学術手話通訳よもやま話3 Talk

学会の手話通訳支援サービスを充実させるということ

日本特殊教育学会のアクセシビリティ支援には深い思い入れがあります。

20数年以上前,同学会の大会に参加し始めたときは,手話ができる会員にお願いして会場の片隅でちょこちょこと通訳してもらっていました。それぞれが個人的に通訳できる人に頼むので同じ会場の中で手話通訳が2,3箇所で行われていたり,聴覚障害者がいなくても手話通訳をつけたいとシンポ企画者が手話のできる会員に依頼したため本当に手話通訳をつけてほしいところに参加できなかったり…。このような状況に,個人ではなく学会として手話通訳を提供するシステムに変えていかなければと思いました。その後,学会としてアクセシビリティサービスのための予算が確保されるようになり,手話通訳者の確保,利用者の参加プログラムの問い合わせ,手話通訳者のシフト調整,発表者やシンポジウム企画者への資料提供の依頼などのコーディネートも担当制となっていきました。3年前から10年近く務めたアクセシビリティ委員を若手が引き継いでくれています。

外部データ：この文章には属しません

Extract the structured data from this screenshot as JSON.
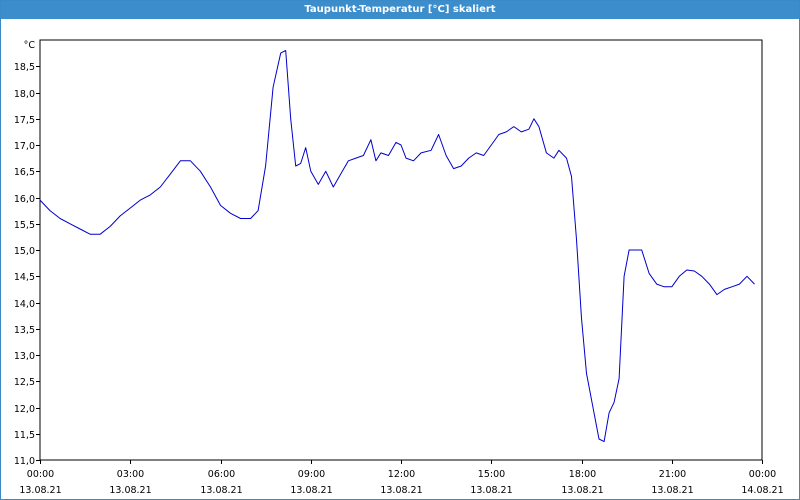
{
  "window": {
    "title": "Taupunkt-Temperatur [°C] skaliert"
  },
  "colors": {
    "title_bg": "#3c8dcb",
    "line": "#0000cc",
    "grid": "#000000"
  },
  "chart_data": {
    "type": "line",
    "title": "Taupunkt-Temperatur [°C] skaliert",
    "ylabel": "°C",
    "xlabel": "",
    "grid": true,
    "ylim": [
      11.0,
      19.0
    ],
    "xlim_hours": [
      0,
      24
    ],
    "y_ticks": [
      "11,0",
      "11,5",
      "12,0",
      "12,5",
      "13,0",
      "13,5",
      "14,0",
      "14,5",
      "15,0",
      "15,5",
      "16,0",
      "16,5",
      "17,0",
      "17,5",
      "18,0",
      "18,5"
    ],
    "x_ticks": [
      {
        "time": "00:00",
        "date": "13.08.21"
      },
      {
        "time": "03:00",
        "date": "13.08.21"
      },
      {
        "time": "06:00",
        "date": "13.08.21"
      },
      {
        "time": "09:00",
        "date": "13.08.21"
      },
      {
        "time": "12:00",
        "date": "13.08.21"
      },
      {
        "time": "15:00",
        "date": "13.08.21"
      },
      {
        "time": "18:00",
        "date": "13.08.21"
      },
      {
        "time": "21:00",
        "date": "13.08.21"
      },
      {
        "time": "00:00",
        "date": "14.08.21"
      }
    ],
    "series": [
      {
        "points": [
          [
            "13.08.21 00:00",
            15.95
          ],
          [
            "13.08.21 00:20",
            15.75
          ],
          [
            "13.08.21 00:40",
            15.6
          ],
          [
            "13.08.21 01:00",
            15.5
          ],
          [
            "13.08.21 01:20",
            15.4
          ],
          [
            "13.08.21 01:40",
            15.3
          ],
          [
            "13.08.21 02:00",
            15.3
          ],
          [
            "13.08.21 02:20",
            15.45
          ],
          [
            "13.08.21 02:40",
            15.65
          ],
          [
            "13.08.21 03:00",
            15.8
          ],
          [
            "13.08.21 03:20",
            15.95
          ],
          [
            "13.08.21 03:40",
            16.05
          ],
          [
            "13.08.21 04:00",
            16.2
          ],
          [
            "13.08.21 04:20",
            16.45
          ],
          [
            "13.08.21 04:40",
            16.7
          ],
          [
            "13.08.21 05:00",
            16.7
          ],
          [
            "13.08.21 05:20",
            16.5
          ],
          [
            "13.08.21 05:40",
            16.2
          ],
          [
            "13.08.21 06:00",
            15.85
          ],
          [
            "13.08.21 06:20",
            15.7
          ],
          [
            "13.08.21 06:40",
            15.6
          ],
          [
            "13.08.21 07:00",
            15.6
          ],
          [
            "13.08.21 07:15",
            15.75
          ],
          [
            "13.08.21 07:30",
            16.6
          ],
          [
            "13.08.21 07:45",
            18.1
          ],
          [
            "13.08.21 08:00",
            18.75
          ],
          [
            "13.08.21 08:10",
            18.8
          ],
          [
            "13.08.21 08:20",
            17.5
          ],
          [
            "13.08.21 08:30",
            16.6
          ],
          [
            "13.08.21 08:40",
            16.65
          ],
          [
            "13.08.21 08:50",
            16.95
          ],
          [
            "13.08.21 09:00",
            16.5
          ],
          [
            "13.08.21 09:15",
            16.25
          ],
          [
            "13.08.21 09:30",
            16.5
          ],
          [
            "13.08.21 09:45",
            16.2
          ],
          [
            "13.08.21 10:00",
            16.45
          ],
          [
            "13.08.21 10:15",
            16.7
          ],
          [
            "13.08.21 10:30",
            16.75
          ],
          [
            "13.08.21 10:45",
            16.8
          ],
          [
            "13.08.21 11:00",
            17.1
          ],
          [
            "13.08.21 11:10",
            16.7
          ],
          [
            "13.08.21 11:20",
            16.85
          ],
          [
            "13.08.21 11:35",
            16.8
          ],
          [
            "13.08.21 11:50",
            17.05
          ],
          [
            "13.08.21 12:00",
            17.0
          ],
          [
            "13.08.21 12:10",
            16.75
          ],
          [
            "13.08.21 12:25",
            16.7
          ],
          [
            "13.08.21 12:40",
            16.85
          ],
          [
            "13.08.21 13:00",
            16.9
          ],
          [
            "13.08.21 13:15",
            17.2
          ],
          [
            "13.08.21 13:30",
            16.8
          ],
          [
            "13.08.21 13:45",
            16.55
          ],
          [
            "13.08.21 14:00",
            16.6
          ],
          [
            "13.08.21 14:15",
            16.75
          ],
          [
            "13.08.21 14:30",
            16.85
          ],
          [
            "13.08.21 14:45",
            16.8
          ],
          [
            "13.08.21 15:00",
            17.0
          ],
          [
            "13.08.21 15:15",
            17.2
          ],
          [
            "13.08.21 15:30",
            17.25
          ],
          [
            "13.08.21 15:45",
            17.35
          ],
          [
            "13.08.21 16:00",
            17.25
          ],
          [
            "13.08.21 16:15",
            17.3
          ],
          [
            "13.08.21 16:25",
            17.5
          ],
          [
            "13.08.21 16:35",
            17.35
          ],
          [
            "13.08.21 16:50",
            16.85
          ],
          [
            "13.08.21 17:05",
            16.75
          ],
          [
            "13.08.21 17:15",
            16.9
          ],
          [
            "13.08.21 17:30",
            16.75
          ],
          [
            "13.08.21 17:40",
            16.4
          ],
          [
            "13.08.21 17:50",
            15.2
          ],
          [
            "13.08.21 18:00",
            13.7
          ],
          [
            "13.08.21 18:10",
            12.65
          ],
          [
            "13.08.21 18:25",
            11.9
          ],
          [
            "13.08.21 18:35",
            11.4
          ],
          [
            "13.08.21 18:45",
            11.35
          ],
          [
            "13.08.21 18:55",
            11.9
          ],
          [
            "13.08.21 19:05",
            12.1
          ],
          [
            "13.08.21 19:15",
            12.55
          ],
          [
            "13.08.21 19:25",
            14.5
          ],
          [
            "13.08.21 19:35",
            15.0
          ],
          [
            "13.08.21 19:50",
            15.0
          ],
          [
            "13.08.21 20:00",
            15.0
          ],
          [
            "13.08.21 20:15",
            14.55
          ],
          [
            "13.08.21 20:30",
            14.35
          ],
          [
            "13.08.21 20:45",
            14.3
          ],
          [
            "13.08.21 21:00",
            14.3
          ],
          [
            "13.08.21 21:15",
            14.5
          ],
          [
            "13.08.21 21:30",
            14.62
          ],
          [
            "13.08.21 21:45",
            14.6
          ],
          [
            "13.08.21 22:00",
            14.5
          ],
          [
            "13.08.21 22:15",
            14.35
          ],
          [
            "13.08.21 22:30",
            14.15
          ],
          [
            "13.08.21 22:45",
            14.25
          ],
          [
            "13.08.21 23:00",
            14.3
          ],
          [
            "13.08.21 23:15",
            14.35
          ],
          [
            "13.08.21 23:30",
            14.5
          ],
          [
            "13.08.21 23:45",
            14.35
          ]
        ]
      }
    ]
  }
}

日本特殊教育学会大会は毎年開催地が異なります。大会の手話通訳支援サービスの提供には,開催地の手話通訳派遣団体の協力が欠かせません。派遣団体の担当者に,大会には約20名前後の聴覚障害者の参加や発表があり,手話通訳者も地元だけで15名程度必要であることを伝えると,非常に驚かれます。そんなにたくさん…と。大会のプログラムは同じ時間帯に複数のポスター発表やシンポジウム,講演が行われる構成となっていて,20名の聴覚障害者が同じプログラムに参加するわけではないためなのですが,学術研究大会レベルでこれほど大人数の手話通訳者を必要とするのは,日本特殊教育学会ならではといえるでしょう。派遣団体にとっても全く初めての経験であると言われることも珍しくありません。派遣団体の担当者と相談して,予算や日程の調整がつくようであれば,なるべく事前研修を開催するようにしています。学会の通訳現場は初めてという手話通訳者にも,通訳にあたっての必要な知識や事前準備の方法などを説明し実技を通してスキルを身につけるようにサポートさせていただいています。このような機会を通して学術手話通訳のキャリアを積むことは,大学の障害学生支援や他学会からの通訳依頼にも対応可能な手話通訳者が地域に増えていくことにつながります。それが,障害を研究対象とする日本特殊教育学会の使命であると考えています。